Er fällt ziemlich früh, dieser Satz, den man den Film über im Hinterkopf behält und sich fragt, ob er am Ende noch Gültigkeit besitzen wird. »Wir passen auf unsere eigenen Leute auf«, versichert ihr Vorgesetzter der reaktivierten Mossad-Agentin Naomi (Neta Riskin).
Eigentlich misstraut man den Worten schon zu Beginn, denn Lior Ashkenazi verleiht dem Offizier große Undurchschaubarkeit. Und Naomis Blick verrät, dass sie schon früher Grund hatte, an seiner Fürsorge zu zweifeln. Vertrauen ist bekanntlich das Erste, das man als Spion verliert.
Hisbollah Dennoch ist das Versprechen bezeichnend, denn in ihm klingt ein Gefühl von Stammeszugehörigkeit an, wie es wohl nur in wenigen Geheimdiensten weltweit herrschen mag. Und in Eran Riklis’ Film muss es sich noch ausweiten: Naomi soll die libanesische Informantin Mona (Golshifteh Farahani) beschützen, die zwei Wochen lang in einer vorgeblich sicheren Wohnung in Hamburg auf ihre Ausreise nach Kanada wartet.
Um der Rache der Hisbollah zu entgehen, muss Mona sich eine neue Identität zulegen und ihr Aussehen mithilfe plastischer Chirurgie verändern lassen. Naomi kehrt nur widerwillig in den Dienst zurück, denn sie trägt schwer an dem Trauma, ihren Ehemann vor zwei Jahren bei einem Einsatz verloren zu haben. Die zwei ungleichen Frauen müssen sich zusammenraufen und ihren gegenseitigen Argwohn überwinden.
Das geschieht in erstaunlich kurzer Frist. Beide erkennen, dass ihr Gegenüber einen Verlust zu verwinden hat – Mona musste ihren achtjährigen Sohn im Libanon zurücklassen; Naomi versucht verzweifelt, ihren und ihres getöteten Mannes Kinderwunsch durch künstliche Befruchtung zu erfüllen – und dass sie jetzt aufeinander angewiesen sind.

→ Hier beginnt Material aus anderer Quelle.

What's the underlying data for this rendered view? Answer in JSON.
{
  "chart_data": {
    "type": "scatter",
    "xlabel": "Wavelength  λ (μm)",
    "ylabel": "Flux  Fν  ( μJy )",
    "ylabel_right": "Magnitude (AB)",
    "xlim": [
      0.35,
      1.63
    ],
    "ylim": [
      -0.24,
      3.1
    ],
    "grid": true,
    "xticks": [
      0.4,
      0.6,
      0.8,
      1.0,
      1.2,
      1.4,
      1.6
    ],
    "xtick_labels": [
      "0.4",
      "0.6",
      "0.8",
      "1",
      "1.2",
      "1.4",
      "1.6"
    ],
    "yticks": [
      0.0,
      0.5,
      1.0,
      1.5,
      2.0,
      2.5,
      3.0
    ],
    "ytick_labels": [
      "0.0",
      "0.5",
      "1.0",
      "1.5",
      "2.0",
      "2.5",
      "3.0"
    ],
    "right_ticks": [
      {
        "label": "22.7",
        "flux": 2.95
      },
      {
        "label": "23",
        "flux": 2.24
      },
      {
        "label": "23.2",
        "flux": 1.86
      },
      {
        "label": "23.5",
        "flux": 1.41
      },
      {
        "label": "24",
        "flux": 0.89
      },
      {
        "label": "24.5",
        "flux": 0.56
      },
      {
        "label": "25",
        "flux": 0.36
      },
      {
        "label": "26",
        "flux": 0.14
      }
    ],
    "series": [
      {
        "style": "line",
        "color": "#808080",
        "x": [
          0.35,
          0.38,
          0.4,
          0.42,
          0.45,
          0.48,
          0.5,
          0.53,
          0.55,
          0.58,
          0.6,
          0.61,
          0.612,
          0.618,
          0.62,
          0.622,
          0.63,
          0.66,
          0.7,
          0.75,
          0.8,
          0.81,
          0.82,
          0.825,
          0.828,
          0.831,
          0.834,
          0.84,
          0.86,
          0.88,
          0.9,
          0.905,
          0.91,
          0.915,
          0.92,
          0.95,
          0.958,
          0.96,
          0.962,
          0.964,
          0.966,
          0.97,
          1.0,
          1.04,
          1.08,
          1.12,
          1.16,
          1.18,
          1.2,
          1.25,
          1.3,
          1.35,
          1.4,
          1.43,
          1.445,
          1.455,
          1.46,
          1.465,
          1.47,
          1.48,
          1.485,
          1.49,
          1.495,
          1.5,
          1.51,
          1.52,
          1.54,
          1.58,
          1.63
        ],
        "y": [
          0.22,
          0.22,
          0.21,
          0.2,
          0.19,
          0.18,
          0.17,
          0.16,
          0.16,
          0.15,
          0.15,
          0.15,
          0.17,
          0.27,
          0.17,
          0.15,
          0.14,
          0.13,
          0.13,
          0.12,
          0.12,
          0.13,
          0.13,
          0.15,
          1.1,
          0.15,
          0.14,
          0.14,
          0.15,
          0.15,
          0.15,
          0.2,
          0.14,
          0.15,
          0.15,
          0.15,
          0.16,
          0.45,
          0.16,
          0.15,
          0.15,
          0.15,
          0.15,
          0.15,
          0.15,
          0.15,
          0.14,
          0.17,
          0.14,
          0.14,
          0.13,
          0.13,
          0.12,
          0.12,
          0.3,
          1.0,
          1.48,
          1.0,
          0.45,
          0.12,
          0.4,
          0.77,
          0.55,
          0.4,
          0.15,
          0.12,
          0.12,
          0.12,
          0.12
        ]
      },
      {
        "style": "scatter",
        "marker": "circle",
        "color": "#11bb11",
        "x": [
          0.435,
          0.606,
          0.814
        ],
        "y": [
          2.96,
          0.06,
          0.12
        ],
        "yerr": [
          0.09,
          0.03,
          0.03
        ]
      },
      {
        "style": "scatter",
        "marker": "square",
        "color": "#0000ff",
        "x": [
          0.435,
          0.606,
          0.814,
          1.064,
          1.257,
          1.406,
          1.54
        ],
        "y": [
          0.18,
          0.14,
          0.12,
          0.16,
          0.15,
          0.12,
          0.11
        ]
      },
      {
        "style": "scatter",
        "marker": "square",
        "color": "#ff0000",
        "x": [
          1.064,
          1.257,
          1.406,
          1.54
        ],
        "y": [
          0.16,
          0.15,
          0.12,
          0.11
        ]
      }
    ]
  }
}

Facetten Riklis’ Drehbuch gibt den Schauspielerinnen wenig Handhabe, ihren Charakteren jenseits von Gemeinplätzen reizvolle Facetten zu verleihen. Gleichwohl ist ihr Spiel einnehmend genug, um der Notgemeinschaft eine wohlige Vertrautheit zu verleihen.
Wo es dem Kammerspiel an innerer Spannung gebricht, soll die Spionageintrige für Dramatik sorgen. Die Gemengelage ist ein wenig wirr, auch wenn falsche Spuren rasch durchschaut sind. Für Paranoia bleibt Anlass genug, denn die befreundeten Geheimdienste aus Deutschland und den USA scheinen ihre eigenen Pläne zu verfolgen. Die anfängliche Beteuerung von Naomis Mentor wird sich auf höchst ambivalente Weise erfüllen. Irgendwo verbirgt sich in all dem auch die Frage nach dem Gewissen in einer trügerischen Welt.
Man ahnt, dass dem Regisseur und seinen Produzenten ein vielschichtiger Thriller à la John Le Carré vorschwebte. Aber während Hamburg dem Briten in Agent in eigener Sache und A Most Wanted Man (sowie deren Verfilmungen) als schillernder und überaus ertragreicher Schauplatz diente, vermag Aus nächster Distanz trotz aller Spannung den Verdacht nie recht auszuräumen, diese Wahl sei vor allem einer freigebigen Filmförderung geschuldet.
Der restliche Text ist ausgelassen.